The Way to Finish a Book: Three Questions with Bruce DeSilva

Interviews
Bruce DeSilva

What’s the most important lesson you’ve learned as a mystery writer?

My years in journalism taught me that writing is a job—something you do whether you feel like it or not. You do not wait to be inspired. You do not search for your muse. You just plant your ass in your chair and write. The corollary for a novelist is to set a daily goal and stick to it. For me, that means writing 2,000 good words a day. If I do it in two hours, I get the rest of the day off. When the writing comes hard, I stay behind the keyboard until I reach my goal. That’s the only way I can finish a book.

What’s been the biggest surprise of your writing life?

That I have learned much of what I know about my craft from musicians. I could ramble on at length about all I have learned about tone, mood, pacing, story architecture, characterization, and economy of language from the likes of Otis Redding, Carol King, Kris Kristofferson, Bob Dylan, and hundreds of others. I am obsessed with how different the same song can be when it is performed by different artists. When the Chiffons belt out “One fine day, you’re gonna want me for your girl,” you KNOW it’s going to happen. But when Natalie Merchant croons the same lyrics set to the same melody, you realize it’s just a pipe dream. There are hundreds of examples of performers taking someone else’s song and making it their own. This, more than anything else, helped me find my voice as a writer.

If you had to use a metaphor to describe yourself as a mystery writer, what would it be and why?

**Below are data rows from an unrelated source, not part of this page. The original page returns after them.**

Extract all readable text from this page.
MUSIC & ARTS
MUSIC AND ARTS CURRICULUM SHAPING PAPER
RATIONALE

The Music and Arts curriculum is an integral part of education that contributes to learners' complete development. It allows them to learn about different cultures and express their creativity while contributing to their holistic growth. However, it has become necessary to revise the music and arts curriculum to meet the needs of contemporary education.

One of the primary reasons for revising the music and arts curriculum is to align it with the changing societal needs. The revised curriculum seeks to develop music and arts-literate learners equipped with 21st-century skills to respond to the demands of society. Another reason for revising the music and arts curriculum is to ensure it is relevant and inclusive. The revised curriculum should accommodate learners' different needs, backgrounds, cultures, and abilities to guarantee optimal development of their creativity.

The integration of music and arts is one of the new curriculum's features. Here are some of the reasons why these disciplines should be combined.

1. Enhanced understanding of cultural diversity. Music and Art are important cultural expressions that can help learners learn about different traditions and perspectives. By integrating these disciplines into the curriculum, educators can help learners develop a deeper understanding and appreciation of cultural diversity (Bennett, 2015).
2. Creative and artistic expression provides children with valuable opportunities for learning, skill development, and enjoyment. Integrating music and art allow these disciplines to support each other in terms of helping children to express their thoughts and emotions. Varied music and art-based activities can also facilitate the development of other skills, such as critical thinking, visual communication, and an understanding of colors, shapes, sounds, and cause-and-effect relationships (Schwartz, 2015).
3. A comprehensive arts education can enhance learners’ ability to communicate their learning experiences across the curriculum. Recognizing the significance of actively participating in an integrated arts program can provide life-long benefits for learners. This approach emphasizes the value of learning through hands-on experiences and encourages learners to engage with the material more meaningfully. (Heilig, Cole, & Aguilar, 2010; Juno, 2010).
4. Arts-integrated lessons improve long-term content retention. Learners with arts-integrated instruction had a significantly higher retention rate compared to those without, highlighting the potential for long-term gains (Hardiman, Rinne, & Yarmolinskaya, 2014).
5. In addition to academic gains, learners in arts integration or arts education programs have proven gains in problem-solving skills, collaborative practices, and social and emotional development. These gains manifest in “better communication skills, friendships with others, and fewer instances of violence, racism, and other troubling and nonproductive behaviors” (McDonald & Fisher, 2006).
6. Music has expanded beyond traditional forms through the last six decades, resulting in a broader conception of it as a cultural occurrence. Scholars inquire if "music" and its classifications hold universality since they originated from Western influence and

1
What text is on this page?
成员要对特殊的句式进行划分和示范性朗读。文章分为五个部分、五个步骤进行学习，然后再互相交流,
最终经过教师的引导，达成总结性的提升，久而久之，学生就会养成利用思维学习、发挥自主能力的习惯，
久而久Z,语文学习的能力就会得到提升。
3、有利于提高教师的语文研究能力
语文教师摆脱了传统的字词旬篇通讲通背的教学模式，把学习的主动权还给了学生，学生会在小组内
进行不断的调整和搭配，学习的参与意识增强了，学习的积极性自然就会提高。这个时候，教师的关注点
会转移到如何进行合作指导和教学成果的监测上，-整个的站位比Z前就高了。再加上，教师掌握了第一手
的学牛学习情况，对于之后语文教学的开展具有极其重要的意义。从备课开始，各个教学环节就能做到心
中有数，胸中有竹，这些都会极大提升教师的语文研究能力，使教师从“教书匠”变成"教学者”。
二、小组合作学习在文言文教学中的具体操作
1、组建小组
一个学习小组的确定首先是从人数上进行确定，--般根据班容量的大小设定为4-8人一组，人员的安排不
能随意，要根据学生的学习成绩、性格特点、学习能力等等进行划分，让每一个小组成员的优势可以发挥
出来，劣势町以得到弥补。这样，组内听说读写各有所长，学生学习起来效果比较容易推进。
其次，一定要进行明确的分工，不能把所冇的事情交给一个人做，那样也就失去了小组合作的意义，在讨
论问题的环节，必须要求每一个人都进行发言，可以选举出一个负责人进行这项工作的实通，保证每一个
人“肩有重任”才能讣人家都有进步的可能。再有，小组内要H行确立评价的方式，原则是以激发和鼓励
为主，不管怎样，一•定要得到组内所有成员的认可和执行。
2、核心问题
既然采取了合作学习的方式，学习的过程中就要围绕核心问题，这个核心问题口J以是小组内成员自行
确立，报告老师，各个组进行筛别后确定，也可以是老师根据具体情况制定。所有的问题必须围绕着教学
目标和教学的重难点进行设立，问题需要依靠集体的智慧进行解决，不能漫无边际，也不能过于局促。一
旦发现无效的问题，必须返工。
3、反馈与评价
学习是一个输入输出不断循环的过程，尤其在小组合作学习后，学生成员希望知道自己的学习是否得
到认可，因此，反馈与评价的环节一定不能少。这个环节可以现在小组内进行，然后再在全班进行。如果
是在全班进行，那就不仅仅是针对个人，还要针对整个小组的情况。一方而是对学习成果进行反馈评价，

As a journalist, I was a planner. I often outlined, and I usually wrote the ending first so I knew where I was going. As a novelist, I never plan. I just start with a general idea of what a book will be about and set my characters loose to see what happens. As I move from paragraph to paragraph, from chapter to chapter, I’m like a scent hound. (I know that’s a simile, not a metaphor, but I’ve always been a rebel.) I stop to sniff at every bush, every character, every turn in the road. Like a dog on a walk, I explore the world I am creating, discovering my story as I go. If I knew how it was going to end before I started, my desire to write the book would evaporate.

Bruce DeSilva grew up in a tiny Massachusetts mill town where the mill closed when he was ten. He had an austere childhood bereft of iPods, X-Boxes, and all the other cool stuff that hadn’t been invented yet. In this parochial little town, metaphors and alliteration were also in short supply. Nevertheless, his crime fiction, which include “Rogue Island,” “Providence Rag,” “Cliff Walk,” “A Scourge of Vipers,” and most recently, “The Dread Line,” has won the Edgar and Macavity Awards; has been listed as a finalist for the Shamus, Anthony, and Barry Awards; and has been published in ten foreign languages. He has reviewed books for The New York Times Sunday Book Review, the New York Journal of Books, and The Associated Press. Previously he was a journalist for forty years, most recently as writing coach world-wide for AP, editing stories that won nearly every major journalism prize including the Polk and the Pulitzer.